Os segredos de uma encantadora de bebês

por
Gabi Miranda

Destaque, Livros, Puericultura

Li a primeira vez “Os segredos de uma encantadora de bebês – como ter uma relação tranquila e saudável com seu bebê” logo quando Benjamin nasceu. E li novamente agora com o nascimento da Stella. Impressionante como a gente esquece as primeiras semanas com o bebê, assim como esquecemos algumas leituras que fazemos. Esse livro é cheio de boas dicas que podem ser aplicadas no dia a dia. Claro, é aquela velha história, nem tudo que tem num livro tem cabimento e nem sempre cabe para todas as famílias e bebês, mas sempre dá pra tirar algum proveito, ainda mais dos segredos da encantadora de bebês.

encantadora de bbs

No início da obra tem um teste “conheça seu bebê”. São 20 questões a respeito do bebê e para cada uma o leitor escolhe a melhor resposta que descreve o comportamento do seu filho na maior parte do tempo.
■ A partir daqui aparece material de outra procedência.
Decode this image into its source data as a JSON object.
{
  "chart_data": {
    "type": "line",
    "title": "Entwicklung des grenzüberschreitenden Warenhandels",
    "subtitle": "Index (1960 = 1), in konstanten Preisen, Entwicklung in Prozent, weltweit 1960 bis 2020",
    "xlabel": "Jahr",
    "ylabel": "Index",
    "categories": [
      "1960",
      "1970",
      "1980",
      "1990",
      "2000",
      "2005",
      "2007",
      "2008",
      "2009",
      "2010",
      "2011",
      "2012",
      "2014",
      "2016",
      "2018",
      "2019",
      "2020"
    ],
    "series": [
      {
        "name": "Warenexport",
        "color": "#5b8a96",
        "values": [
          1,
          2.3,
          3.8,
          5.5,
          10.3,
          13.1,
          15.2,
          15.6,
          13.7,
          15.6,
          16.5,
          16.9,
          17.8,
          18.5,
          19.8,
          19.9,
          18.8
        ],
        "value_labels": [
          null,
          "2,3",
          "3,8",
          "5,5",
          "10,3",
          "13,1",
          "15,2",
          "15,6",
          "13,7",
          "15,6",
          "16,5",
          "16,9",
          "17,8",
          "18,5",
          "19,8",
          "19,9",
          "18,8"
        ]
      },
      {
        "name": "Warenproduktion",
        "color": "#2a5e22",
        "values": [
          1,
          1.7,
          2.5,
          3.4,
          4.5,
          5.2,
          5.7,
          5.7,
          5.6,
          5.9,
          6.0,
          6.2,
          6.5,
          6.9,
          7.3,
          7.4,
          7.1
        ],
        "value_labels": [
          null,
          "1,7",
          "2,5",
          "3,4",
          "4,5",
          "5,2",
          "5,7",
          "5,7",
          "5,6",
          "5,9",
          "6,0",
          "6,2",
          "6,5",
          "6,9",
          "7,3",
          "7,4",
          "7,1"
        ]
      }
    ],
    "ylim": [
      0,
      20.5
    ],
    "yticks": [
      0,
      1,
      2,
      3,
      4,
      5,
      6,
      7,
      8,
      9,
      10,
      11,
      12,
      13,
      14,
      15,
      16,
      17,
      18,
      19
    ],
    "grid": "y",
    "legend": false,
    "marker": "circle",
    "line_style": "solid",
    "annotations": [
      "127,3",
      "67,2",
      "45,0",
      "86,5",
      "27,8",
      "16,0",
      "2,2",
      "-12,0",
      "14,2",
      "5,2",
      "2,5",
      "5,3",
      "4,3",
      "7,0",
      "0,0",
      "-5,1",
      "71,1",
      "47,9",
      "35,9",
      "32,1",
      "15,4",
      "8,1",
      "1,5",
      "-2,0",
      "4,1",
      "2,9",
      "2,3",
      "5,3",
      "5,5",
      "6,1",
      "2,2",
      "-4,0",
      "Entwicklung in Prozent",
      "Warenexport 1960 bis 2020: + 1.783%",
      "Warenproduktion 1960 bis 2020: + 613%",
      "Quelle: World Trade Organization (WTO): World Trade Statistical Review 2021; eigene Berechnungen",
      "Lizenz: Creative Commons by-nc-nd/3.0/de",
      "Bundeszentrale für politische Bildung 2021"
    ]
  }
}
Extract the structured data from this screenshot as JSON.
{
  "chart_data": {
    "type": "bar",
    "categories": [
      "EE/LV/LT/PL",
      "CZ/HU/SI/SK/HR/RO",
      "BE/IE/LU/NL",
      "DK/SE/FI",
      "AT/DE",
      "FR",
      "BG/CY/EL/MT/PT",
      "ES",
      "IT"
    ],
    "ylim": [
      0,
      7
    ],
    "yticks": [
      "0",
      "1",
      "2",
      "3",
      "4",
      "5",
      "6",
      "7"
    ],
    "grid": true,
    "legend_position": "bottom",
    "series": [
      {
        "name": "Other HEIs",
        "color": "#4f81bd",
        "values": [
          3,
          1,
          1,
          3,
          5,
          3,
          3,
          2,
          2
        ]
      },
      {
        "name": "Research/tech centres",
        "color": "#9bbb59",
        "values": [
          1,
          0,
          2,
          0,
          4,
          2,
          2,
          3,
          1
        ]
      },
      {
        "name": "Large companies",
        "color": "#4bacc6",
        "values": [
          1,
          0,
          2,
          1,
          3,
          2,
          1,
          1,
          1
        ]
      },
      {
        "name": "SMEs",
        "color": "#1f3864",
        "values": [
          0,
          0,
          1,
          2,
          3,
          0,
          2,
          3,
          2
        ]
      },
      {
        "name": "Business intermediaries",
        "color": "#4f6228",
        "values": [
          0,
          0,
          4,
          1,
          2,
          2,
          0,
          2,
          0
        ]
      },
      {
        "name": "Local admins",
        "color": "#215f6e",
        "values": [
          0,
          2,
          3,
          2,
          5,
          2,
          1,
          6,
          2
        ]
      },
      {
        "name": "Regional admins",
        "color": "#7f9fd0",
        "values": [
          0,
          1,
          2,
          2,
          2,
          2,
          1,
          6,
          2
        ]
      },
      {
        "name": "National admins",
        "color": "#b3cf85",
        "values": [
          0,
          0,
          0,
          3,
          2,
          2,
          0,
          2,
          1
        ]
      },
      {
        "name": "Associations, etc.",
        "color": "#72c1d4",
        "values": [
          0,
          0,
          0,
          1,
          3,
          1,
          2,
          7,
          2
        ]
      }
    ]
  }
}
Foi uma surpresa descobrir marcações que tinha feito na época em que li, há pouco mais de 4 anos. O resultado sobre Benjamin era um empate entre bebê anjo e bebê livro-texto. Refiz o teste avaliando a Stella e por estar com ela no colo acabei não fazendo as contas para ter o resultado. Já sabia que daria algo como bebê sensível, desencanei e decidi ler o livro novamente sem saber a resposta.